EUGENE, Ore. (AP) -- Jordan Hasay is getting a makeover and it has nothing to do with her trademark down-to-there blonde hair.
As her career with the Oregon Ducks comes to a close, Hasay is transitioning from the 1,500 meters to the 10,000 - with an eye toward the 2016 Olympics.
"Ultimately, endurance is my real strength," she said. "A lot of people will say you don't want to move up too early. But I think it's all about experience. The rationale was to move up to the 10K this year and get experience, and hopefully by 2016 it will be my event."
In just two races she's seen success at the longer distance.
At the recent Payton Jordan Cardinal Invitational at Stanford, Hasay broke both the Pac-12 and Oregon records by running the 10K in 32 minutes, 6.64 seconds. It is the fourth-fastest finish in NCAA history.
Hasay ran her first competitive 10K in late March at the Stanford Invitational, finishing with 32:46.68. The only two runners who were faster were Olympians Shalane Flanagan and Kara Goucher.
The most decorated track and field athlete ever at Oregon, the 17-time All-American has run mostly the 1,500 and 3,000. She has won national championships in the indoor 3,000 and the mile. An outdoor title has to this point eluded her.
"Ultimately, I would love to be competitive on the world level at the 1,500, but I just don't see that happening in the long run," she said.
Hasay's switch could be looked at as a wise one this far out in front of the 2016 Rio de Janeiro Games. If her attempt to focus on the 10K for some reason doesn't pan out, the training experience could help with the shorter distances.
"I'm not totally putting all of that away. Obviously, I want to continue to work on my speed in order to be better. But I really love the 10K and I love training for it, and I think it's only going to help me get better at the 5K," she said. "The thinking behind it was that last year I tried to train for the 1,500 and the 5K and that's a really difficult thing to do."
Hasay will run the 1,500 and the 5K this weekend at the at the Pac-12 track and field championships in Los Angeles, saving her legs for the NCAA championships which Oregon will host in June.
Hasay was one of the nation's top prep runners, grabbing attention with both her speed and her unbelievably long hair, which earned her the nickname "Little Pony" for the style she wore on the track.
She grabbed national attention as a 16-year-old at the 2008 Olympic trials in Eugene when she set an American high school record in the 1,500 meters with a time of 4 minutes, 14.50 seconds.
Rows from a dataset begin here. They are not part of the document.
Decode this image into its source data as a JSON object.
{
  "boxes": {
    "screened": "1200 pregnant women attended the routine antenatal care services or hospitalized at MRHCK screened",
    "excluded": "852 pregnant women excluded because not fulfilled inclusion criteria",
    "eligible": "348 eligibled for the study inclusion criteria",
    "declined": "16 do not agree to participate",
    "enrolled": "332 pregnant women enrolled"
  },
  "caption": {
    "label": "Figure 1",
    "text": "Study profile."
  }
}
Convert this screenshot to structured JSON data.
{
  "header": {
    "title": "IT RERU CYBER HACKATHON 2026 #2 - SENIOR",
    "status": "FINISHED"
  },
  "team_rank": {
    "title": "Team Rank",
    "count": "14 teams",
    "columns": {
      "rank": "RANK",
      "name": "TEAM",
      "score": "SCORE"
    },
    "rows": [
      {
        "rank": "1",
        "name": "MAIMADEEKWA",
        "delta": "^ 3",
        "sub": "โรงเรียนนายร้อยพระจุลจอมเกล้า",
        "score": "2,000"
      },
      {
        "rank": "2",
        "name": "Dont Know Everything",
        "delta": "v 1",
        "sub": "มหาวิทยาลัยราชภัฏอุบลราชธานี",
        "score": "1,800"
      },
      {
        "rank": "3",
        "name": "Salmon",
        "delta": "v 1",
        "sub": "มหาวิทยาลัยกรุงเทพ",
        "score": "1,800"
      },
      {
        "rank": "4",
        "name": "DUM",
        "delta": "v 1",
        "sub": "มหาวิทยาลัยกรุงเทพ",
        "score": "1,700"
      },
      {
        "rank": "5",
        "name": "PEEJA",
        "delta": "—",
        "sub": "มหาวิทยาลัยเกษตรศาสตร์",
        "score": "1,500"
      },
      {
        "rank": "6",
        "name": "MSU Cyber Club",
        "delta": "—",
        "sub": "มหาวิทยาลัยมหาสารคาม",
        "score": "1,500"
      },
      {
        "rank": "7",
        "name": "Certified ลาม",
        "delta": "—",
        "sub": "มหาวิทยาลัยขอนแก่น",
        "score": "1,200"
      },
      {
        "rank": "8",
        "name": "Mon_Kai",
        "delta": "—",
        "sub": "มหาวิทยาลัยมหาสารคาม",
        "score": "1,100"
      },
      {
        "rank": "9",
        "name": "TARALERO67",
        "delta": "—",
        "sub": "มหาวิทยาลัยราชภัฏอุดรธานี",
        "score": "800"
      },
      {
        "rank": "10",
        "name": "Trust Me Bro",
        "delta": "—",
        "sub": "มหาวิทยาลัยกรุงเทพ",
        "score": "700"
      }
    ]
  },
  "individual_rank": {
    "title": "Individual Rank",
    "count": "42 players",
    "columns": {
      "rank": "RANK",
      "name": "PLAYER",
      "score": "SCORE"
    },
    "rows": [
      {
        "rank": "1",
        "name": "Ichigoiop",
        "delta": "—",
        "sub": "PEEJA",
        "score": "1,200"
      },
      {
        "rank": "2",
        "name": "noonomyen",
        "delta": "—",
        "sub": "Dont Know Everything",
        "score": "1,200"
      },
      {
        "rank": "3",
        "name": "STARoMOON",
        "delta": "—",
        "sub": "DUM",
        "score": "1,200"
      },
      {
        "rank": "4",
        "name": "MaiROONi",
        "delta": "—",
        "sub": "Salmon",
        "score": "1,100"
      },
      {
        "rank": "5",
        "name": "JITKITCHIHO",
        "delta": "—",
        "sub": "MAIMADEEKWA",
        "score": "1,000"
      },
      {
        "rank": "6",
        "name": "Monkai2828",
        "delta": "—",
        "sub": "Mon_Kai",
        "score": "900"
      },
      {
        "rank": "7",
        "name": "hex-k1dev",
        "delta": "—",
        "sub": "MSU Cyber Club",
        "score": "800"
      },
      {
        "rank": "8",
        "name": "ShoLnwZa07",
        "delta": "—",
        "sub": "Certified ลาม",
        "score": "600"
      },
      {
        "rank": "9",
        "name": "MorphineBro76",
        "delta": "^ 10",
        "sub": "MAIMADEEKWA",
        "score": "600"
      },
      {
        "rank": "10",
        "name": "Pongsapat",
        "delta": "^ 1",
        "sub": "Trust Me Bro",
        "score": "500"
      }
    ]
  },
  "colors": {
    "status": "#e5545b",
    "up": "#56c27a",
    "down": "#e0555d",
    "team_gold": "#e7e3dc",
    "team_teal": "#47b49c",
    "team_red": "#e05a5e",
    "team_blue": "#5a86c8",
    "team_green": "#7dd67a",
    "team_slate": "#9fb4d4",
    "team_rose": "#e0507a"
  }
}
Track and Field News named her the Girls High School Athlete of the Year.
Since she has arrived in Eugene, Hasay has been a key contributor to the rise of the women's team at Oregon.
The Ducks were once defined by Bill Bowerman's "Men of Oregon" and Steve Prefontaine. In more recent years, Olympians Ashton Eaton and Galen Rupp have brought the spotlight to Eugene.
But the women's program has won four straight national indoor titles. This season the team also won the NCAA cross country championship for the first time since 1987. So now the Ducks are gunning to sweep the national team titles at the NCAA outdoor championships in June, something that's never been done before.
There's a sign on the bulletin board in the women's locker room reading: "Triple Crown. Every practice counts."
"She's been huge. Jordan was one of the pieces of that success. When you look at her class you've got Rebecca Friday and Ann Kesselring and all those girls who have been rock solid as part of the senior class that came in with Jordan," Oregon head coach Robert Johnson said. "We've definitely been blessed to have her. She's been a big part of what we've done over the last four years. We'll definitely hate to see her go."
Oregon's women have not won a national outdoor championship since 1985.
In addition to her two career individual NCAA titles, Hasay has won four Pac-12 titles - in cross country, the 5,000 and twice in the 1,500 - but she said it has never been about accolades.
"It's all about the journey and just about being surrounded by a great group of people to train with, and being a part of this community. Really, they embraced me when I was 16 at the Olympic trials and all the way through my years here. It's kind of a cool storybook thing."
Oh, and as for her hair, Hasay isn't changing a thing.
"A teammate actually says she's come up with a list of compelling reasons to cut my hair before I turn pro, which I haven't yet seen," Hasay said. "I used to be like, it's no big deal, it just happens to be my hair. But now it's like when people tell me to cut it, I won't. It's very much my trademark. It's like a lucky thing."